Al momento le spedizioni tra Marche e Russia viaggiano regolarmente mentre per i pagamenti la soluzione sembra essere il circuito cinese Unionpay .
«C’è anche chi ha perso il lavoro e sta fuggendo dalla Russia» osserva Violetta che conferma anche il ricorso al mercato grigio per poter sdoganare le merci e evitare i costi, oltre ad una rivendita più conveniente. Il futuro della Russia è una grande incognita. C’è chi è convinto che non morirà e chi invece afferma che sparirà per almeno un decennio. Ma comunque tutti vorrebbero rimettere indietro l’orologio e cercare di gestire l’exploit della Russia diversamente. Chi lo ha fatto anni fa è Marco Cappella del calzaturificio Rossi di Montegranaro. “Prima vendevo 65% Russia e 35% Europa e Italia. Ho impiegato un decennio per invertire queste percentuali. Come? Partendo dal prodotto, facendo ricerche, creando una rete vendita e agenti distributori». Cappella ha rinunciato ai facili guadagni provenienti dalla Russia per equilibrare il proprio business. «Quindici anni fa si vendeva il prodotto classico e i calzaturifici italiani primeggiavano. Poi, con la globalizzazione, è arrivata la sneaker e c’è stato un grandissimo calo» spiega Cappella.
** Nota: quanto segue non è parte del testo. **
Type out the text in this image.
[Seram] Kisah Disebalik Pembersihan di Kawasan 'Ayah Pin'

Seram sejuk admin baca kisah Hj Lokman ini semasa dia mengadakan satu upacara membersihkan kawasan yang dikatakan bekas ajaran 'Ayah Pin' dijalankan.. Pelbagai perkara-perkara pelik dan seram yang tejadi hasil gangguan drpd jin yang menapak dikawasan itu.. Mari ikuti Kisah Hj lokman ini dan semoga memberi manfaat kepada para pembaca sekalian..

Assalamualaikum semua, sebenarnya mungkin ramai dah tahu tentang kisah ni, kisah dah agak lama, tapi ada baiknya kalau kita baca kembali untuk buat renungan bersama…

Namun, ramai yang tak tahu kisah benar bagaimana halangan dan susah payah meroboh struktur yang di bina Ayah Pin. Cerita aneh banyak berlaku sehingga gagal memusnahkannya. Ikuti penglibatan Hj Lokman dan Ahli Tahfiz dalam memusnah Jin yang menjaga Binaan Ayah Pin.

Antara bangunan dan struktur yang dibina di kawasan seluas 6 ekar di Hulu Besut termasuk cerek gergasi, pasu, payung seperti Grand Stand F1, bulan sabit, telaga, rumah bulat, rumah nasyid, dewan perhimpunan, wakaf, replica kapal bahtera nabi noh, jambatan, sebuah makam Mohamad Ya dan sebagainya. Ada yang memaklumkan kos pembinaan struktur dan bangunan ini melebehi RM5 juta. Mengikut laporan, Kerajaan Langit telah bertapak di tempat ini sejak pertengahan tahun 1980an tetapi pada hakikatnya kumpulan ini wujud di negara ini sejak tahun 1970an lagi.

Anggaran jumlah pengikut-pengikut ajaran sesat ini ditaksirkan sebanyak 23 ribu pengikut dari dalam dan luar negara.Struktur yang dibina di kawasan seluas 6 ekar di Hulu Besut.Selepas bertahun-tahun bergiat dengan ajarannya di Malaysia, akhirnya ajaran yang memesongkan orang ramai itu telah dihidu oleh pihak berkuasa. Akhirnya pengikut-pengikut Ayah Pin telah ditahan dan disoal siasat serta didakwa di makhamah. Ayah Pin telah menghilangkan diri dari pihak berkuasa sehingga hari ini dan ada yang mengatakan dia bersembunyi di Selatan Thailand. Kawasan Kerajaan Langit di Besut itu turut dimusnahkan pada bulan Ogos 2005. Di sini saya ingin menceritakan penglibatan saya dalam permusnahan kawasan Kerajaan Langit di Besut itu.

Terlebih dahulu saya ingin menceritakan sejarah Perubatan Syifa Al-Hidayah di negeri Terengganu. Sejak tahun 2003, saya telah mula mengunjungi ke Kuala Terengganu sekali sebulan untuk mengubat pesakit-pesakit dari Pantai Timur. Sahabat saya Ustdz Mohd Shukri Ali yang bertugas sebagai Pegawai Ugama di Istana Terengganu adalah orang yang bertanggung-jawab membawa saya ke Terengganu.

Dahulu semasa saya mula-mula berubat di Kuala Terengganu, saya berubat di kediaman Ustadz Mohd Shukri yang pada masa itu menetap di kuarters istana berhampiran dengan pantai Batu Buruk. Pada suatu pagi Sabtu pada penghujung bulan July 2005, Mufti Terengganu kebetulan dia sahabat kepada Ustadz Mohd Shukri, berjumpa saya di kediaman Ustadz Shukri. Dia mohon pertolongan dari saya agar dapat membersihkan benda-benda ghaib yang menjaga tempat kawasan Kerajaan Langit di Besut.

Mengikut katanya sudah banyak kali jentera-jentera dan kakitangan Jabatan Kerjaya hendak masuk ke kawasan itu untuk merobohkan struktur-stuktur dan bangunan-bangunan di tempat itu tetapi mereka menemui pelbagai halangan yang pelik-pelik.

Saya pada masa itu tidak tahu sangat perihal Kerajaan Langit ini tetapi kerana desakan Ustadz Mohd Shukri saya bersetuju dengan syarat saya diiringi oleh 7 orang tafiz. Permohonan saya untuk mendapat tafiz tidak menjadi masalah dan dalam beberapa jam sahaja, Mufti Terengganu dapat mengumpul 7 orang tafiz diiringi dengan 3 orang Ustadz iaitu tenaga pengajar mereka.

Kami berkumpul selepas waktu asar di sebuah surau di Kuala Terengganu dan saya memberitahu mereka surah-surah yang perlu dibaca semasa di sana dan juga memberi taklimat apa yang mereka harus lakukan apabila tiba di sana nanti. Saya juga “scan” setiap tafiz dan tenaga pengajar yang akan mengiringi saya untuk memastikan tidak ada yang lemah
Per Paolo Silenzi del marchio Paul Silence, e presidente Cna Marche: «C’è spazio per vendere in Europa. Ma bisogna adeguare il prodotto e fare comunicazione. Come dare slancio a questa possibilità con le aziende in difficoltà? Ristori sulle scarpe invendute che tra qualche mese perderanno l’80% del loro valore, cassa integrazione straordinaria e ristrutturazione del debito per poter pagare i fornitori e non far soffrire la filiera. Una volta tamponata la situazione si può pensare ad incentivi per l’internazionalizzazione».